Thanks to Michael S. for sending in this chart from the economists at IMF (via this blog).
At its heart, this is a scatter plot that displays the correlation between a country's development stage (indicated by its PPP GDP) and the importance of the industrial sector to its economy.
On top of that, the chart adds a third dimension of time by linking the dots together with lines. The lines trace the evolution in each country or set of countries. Some countries (mostly developed nations) have a clear trend; others exhibit choppy curves which imply fluctuating economic conditions.
The shading in the chart is supposed to draw attention to an inflection point around $15,000 per capita GDP, wherefrom the industrial sector starts to decline in importance.
In my view, that conclusion is forced because Korea is the only curve displayed on the chart that bridged the $15,000 divide. Thus, one can say there exists only one data point supporting this hypothesis.
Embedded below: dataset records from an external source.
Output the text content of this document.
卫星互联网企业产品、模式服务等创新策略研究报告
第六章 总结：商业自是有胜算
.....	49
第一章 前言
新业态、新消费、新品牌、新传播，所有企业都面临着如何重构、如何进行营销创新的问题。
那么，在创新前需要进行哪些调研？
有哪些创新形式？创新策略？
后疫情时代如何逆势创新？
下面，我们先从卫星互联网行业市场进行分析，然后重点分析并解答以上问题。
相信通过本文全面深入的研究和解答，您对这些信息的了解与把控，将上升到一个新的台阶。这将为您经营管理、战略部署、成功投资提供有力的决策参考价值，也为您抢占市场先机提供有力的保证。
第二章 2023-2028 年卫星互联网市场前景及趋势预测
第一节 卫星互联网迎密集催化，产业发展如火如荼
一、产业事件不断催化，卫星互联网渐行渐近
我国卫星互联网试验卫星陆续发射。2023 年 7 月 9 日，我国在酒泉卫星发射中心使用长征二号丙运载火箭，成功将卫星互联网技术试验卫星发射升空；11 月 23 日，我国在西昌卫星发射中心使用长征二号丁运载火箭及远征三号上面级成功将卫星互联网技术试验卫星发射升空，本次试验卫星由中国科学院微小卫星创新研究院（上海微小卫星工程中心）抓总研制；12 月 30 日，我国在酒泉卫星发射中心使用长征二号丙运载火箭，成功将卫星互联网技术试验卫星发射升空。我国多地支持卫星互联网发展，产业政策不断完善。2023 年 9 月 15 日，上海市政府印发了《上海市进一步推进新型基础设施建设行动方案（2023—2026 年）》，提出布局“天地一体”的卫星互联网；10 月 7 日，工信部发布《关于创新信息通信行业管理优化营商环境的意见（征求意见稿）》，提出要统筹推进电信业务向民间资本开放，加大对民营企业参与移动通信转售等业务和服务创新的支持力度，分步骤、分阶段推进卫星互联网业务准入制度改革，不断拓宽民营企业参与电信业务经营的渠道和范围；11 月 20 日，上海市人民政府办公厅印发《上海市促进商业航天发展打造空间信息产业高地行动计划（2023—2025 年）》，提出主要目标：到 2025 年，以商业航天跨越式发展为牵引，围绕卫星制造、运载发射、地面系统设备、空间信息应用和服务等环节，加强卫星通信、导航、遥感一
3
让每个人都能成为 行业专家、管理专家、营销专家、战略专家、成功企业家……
However, one aspect of this chart jumps out at us, which is the chasm between developed and developing countries, right at the $15,000 divide. On the right side, the rich gets richer in a relatively steady fashion. On the left side, the poor remains poor. These nascent economies suffer from a great deal of volatility. What's worse, the slopes are much sharper on the left than on the right, meaning that the gains in GDP are much smaller on the left of the divide. Even more troubling are the cases of Brazil and Mexico which seemed to have endured a decline in the industrial sector without much gain in GDP.